Effect of zinc stress on plant mismatch repair

GONZALEZ, VALENTINA; MONCHIETTI, PAULA; SPAMPINATO, C.

Córdoba

Congreso; LII Reunión Anual de la Sociedad Argentina de Investigación Bioquímica (SAIB); 2016

SAIB

Zn is an essential micronutrient that is involved in the functional activities of various proteins.

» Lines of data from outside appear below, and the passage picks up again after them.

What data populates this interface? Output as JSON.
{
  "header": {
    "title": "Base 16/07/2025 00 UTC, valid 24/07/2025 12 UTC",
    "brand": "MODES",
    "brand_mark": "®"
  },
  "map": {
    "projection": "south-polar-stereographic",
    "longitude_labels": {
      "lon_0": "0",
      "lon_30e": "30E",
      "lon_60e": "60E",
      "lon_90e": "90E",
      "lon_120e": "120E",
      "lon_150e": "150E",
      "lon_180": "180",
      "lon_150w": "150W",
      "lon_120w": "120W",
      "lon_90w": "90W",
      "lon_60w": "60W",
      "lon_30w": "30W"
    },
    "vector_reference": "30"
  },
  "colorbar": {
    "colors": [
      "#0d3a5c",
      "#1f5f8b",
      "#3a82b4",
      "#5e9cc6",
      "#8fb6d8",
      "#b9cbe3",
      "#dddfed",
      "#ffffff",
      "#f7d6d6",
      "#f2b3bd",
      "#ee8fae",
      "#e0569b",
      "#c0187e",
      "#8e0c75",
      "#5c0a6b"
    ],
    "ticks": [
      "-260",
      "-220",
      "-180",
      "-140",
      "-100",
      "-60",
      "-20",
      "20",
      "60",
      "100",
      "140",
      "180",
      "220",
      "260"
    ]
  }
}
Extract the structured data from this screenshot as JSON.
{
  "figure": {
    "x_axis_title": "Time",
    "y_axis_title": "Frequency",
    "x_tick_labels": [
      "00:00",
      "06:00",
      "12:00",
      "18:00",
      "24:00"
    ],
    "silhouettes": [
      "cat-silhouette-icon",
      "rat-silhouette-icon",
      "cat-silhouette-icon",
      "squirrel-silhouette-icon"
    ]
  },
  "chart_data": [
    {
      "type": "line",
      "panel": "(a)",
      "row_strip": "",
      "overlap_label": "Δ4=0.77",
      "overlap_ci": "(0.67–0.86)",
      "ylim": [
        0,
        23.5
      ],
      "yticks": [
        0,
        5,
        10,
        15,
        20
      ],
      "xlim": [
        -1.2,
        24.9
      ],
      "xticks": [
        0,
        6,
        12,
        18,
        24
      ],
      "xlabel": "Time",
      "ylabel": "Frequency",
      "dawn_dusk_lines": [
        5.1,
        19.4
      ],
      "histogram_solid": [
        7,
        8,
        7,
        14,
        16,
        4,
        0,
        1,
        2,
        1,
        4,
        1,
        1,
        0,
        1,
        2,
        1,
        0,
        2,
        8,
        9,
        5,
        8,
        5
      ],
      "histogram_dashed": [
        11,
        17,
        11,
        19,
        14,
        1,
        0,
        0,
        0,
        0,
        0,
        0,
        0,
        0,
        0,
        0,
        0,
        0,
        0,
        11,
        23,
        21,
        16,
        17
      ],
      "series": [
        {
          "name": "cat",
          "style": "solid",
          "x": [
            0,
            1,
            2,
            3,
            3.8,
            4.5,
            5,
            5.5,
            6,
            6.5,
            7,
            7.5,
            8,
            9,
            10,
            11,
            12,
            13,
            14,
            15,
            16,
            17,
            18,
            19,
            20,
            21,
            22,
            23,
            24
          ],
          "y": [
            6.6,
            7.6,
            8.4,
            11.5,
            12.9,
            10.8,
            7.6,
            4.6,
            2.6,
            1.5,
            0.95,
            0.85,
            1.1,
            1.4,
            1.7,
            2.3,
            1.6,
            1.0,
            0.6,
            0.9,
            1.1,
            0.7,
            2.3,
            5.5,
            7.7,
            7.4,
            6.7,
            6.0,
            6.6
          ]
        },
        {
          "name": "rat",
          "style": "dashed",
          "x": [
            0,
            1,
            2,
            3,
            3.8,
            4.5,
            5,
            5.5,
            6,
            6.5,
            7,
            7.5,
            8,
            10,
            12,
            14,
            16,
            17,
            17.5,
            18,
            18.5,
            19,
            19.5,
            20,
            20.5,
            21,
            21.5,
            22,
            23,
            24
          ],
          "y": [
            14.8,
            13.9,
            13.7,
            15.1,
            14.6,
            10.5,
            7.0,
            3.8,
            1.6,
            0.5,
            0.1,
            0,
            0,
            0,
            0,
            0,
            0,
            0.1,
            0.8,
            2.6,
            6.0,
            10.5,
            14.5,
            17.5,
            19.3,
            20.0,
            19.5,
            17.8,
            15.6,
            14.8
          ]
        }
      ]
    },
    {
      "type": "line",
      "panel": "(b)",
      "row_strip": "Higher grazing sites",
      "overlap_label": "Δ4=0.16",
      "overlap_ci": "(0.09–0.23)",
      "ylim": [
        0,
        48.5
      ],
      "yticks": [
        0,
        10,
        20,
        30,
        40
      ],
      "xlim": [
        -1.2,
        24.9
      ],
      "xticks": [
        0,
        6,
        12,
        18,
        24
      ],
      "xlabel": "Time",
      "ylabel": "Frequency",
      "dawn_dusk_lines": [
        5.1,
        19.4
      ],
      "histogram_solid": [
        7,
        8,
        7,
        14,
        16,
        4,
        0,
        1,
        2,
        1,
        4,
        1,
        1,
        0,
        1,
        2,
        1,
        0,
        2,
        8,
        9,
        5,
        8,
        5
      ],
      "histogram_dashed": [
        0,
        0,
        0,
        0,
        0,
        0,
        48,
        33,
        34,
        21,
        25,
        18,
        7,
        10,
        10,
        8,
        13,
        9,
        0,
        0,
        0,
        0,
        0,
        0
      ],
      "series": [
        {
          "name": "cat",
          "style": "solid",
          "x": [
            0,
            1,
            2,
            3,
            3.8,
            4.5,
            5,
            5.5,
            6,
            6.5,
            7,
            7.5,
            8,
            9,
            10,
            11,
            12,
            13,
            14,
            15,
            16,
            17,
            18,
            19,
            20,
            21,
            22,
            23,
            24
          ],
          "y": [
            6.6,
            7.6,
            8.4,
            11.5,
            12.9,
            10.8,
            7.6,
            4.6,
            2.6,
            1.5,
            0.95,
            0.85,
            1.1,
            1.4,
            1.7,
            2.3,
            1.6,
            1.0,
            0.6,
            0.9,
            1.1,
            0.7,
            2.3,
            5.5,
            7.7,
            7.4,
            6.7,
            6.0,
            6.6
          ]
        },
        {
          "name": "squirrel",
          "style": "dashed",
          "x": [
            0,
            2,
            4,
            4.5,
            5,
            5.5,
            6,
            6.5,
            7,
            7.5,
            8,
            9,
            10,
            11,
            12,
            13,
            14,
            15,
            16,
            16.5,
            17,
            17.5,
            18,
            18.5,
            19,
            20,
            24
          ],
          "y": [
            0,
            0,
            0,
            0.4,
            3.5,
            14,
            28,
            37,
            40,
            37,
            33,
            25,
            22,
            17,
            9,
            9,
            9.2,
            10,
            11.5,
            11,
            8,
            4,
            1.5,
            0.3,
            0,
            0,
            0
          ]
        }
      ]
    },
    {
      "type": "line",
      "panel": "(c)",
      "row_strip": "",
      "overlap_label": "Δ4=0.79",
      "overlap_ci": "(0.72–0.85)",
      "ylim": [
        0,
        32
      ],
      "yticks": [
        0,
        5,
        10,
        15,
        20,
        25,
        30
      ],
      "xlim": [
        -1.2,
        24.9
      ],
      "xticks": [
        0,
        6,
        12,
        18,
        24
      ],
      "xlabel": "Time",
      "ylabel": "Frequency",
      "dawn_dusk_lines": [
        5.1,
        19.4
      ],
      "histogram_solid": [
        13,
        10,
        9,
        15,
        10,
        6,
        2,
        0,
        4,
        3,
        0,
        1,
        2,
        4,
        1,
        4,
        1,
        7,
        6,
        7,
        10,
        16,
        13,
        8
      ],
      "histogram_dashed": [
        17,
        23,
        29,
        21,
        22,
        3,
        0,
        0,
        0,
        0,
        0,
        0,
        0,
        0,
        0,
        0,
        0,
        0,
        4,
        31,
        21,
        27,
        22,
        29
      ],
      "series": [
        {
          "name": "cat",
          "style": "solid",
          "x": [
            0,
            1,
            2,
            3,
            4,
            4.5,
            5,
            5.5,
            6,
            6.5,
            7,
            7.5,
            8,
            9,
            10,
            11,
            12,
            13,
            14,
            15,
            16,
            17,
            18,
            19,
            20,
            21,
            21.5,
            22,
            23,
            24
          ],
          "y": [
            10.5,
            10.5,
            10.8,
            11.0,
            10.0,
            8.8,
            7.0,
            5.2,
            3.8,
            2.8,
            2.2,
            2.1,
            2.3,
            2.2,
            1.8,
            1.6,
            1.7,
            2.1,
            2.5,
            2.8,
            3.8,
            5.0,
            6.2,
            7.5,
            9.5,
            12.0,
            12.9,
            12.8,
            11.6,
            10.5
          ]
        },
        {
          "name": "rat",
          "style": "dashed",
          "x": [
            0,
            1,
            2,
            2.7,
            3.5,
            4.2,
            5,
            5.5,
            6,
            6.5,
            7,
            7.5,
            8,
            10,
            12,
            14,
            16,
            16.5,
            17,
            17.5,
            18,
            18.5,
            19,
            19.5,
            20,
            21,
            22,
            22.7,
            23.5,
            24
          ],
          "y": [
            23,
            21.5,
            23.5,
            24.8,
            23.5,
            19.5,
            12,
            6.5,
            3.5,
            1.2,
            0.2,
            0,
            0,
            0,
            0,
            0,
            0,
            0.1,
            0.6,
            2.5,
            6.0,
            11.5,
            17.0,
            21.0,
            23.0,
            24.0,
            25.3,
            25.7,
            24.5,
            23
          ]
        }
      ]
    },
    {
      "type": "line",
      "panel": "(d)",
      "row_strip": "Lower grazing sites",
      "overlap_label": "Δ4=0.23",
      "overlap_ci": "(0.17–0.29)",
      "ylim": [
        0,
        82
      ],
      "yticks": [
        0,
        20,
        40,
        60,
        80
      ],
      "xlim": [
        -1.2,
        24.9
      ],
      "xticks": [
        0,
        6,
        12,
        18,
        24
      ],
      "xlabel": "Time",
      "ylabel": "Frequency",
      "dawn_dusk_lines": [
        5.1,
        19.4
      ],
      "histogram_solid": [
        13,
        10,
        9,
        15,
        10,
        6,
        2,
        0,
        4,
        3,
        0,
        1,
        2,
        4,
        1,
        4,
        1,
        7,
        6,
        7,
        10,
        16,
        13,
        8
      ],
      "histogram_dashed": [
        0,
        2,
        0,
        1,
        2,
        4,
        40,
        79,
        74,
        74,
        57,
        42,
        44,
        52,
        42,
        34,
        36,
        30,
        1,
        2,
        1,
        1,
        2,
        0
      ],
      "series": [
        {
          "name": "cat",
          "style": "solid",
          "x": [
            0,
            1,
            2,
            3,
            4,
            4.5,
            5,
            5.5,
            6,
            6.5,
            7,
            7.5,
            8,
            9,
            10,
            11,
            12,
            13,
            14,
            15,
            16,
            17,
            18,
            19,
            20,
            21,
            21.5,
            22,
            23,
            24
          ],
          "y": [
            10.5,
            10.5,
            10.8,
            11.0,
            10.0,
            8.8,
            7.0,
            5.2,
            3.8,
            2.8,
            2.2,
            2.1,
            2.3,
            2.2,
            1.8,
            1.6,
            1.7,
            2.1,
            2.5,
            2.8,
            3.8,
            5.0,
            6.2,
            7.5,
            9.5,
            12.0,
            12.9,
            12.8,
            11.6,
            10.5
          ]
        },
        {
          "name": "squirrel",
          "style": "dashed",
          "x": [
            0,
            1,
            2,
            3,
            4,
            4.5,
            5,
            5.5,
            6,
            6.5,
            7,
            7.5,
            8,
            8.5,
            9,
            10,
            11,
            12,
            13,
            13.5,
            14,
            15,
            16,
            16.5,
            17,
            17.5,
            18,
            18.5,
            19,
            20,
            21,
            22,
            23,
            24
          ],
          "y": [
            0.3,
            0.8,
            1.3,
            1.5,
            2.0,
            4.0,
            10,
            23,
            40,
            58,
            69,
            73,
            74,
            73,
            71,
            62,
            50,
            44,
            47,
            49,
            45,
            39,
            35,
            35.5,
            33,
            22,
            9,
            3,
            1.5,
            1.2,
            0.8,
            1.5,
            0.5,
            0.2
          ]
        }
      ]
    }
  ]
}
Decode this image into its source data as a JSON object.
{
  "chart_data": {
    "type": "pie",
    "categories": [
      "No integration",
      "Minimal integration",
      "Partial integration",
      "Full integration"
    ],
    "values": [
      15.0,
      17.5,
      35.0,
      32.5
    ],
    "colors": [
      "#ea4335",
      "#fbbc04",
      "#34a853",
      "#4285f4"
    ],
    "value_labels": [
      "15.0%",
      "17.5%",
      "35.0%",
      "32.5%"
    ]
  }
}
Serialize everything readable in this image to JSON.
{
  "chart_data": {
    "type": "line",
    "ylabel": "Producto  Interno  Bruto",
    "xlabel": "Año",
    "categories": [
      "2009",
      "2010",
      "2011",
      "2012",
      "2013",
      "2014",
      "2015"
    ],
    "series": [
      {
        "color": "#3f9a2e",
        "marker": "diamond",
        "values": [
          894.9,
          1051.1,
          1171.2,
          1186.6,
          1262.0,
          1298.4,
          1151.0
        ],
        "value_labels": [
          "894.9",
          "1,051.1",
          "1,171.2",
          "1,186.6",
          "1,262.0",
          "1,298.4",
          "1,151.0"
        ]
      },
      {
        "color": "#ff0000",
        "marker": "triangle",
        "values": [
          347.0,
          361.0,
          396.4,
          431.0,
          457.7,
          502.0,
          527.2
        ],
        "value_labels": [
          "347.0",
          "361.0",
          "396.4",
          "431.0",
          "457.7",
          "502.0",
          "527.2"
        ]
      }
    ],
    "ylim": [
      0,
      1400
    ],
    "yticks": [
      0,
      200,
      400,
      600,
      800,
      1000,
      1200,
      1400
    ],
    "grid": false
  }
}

However, metal excess may result in toxicity due to the formation of reactive oxygen species (ROS) by an indirect mechanism. Accumulation of ROS can induce peroxidation of lipids and oxidation of proteins and DNA bases, with 8-oxoguanine (8-oxoG) being the most frequent base lesion. Unrepaired 8-oxoG may be mutagenic since the oxidized base can direct incorporation of either C or A. Even more, the dGTP pool can also be oxidized. To minimize the burden of 8-oxoG several DNA repair pathways exist. One of them is the mismatch repair (MMR) system. The first step of the pathway involves recognition of the DNA lesion by MutS proteins (MSH2, MSH6 and MSH7). To investigate the role of plant MMR system on the processing of oxidative DNA damage induced by Zn, we first evaluated the transcripts levels of MMR proteins by qRT-PCR. Our results demonstrate that MSH6 is induced by Zn in A. thaliana leaves, while MSH7 is repressed. Then, we identified msh6 T-DNA insertion mutants. Plants deficient in MSH6 show altered chlorophyll content and root elongation relative to wild-type plants. Finally, we generated transgenic plants that express β-glucuronidase (GUS) under the control of the MSH6 promoter. Taken together, our results suggest that MSH6 may be involved in Zn-induced DNA damage recognition.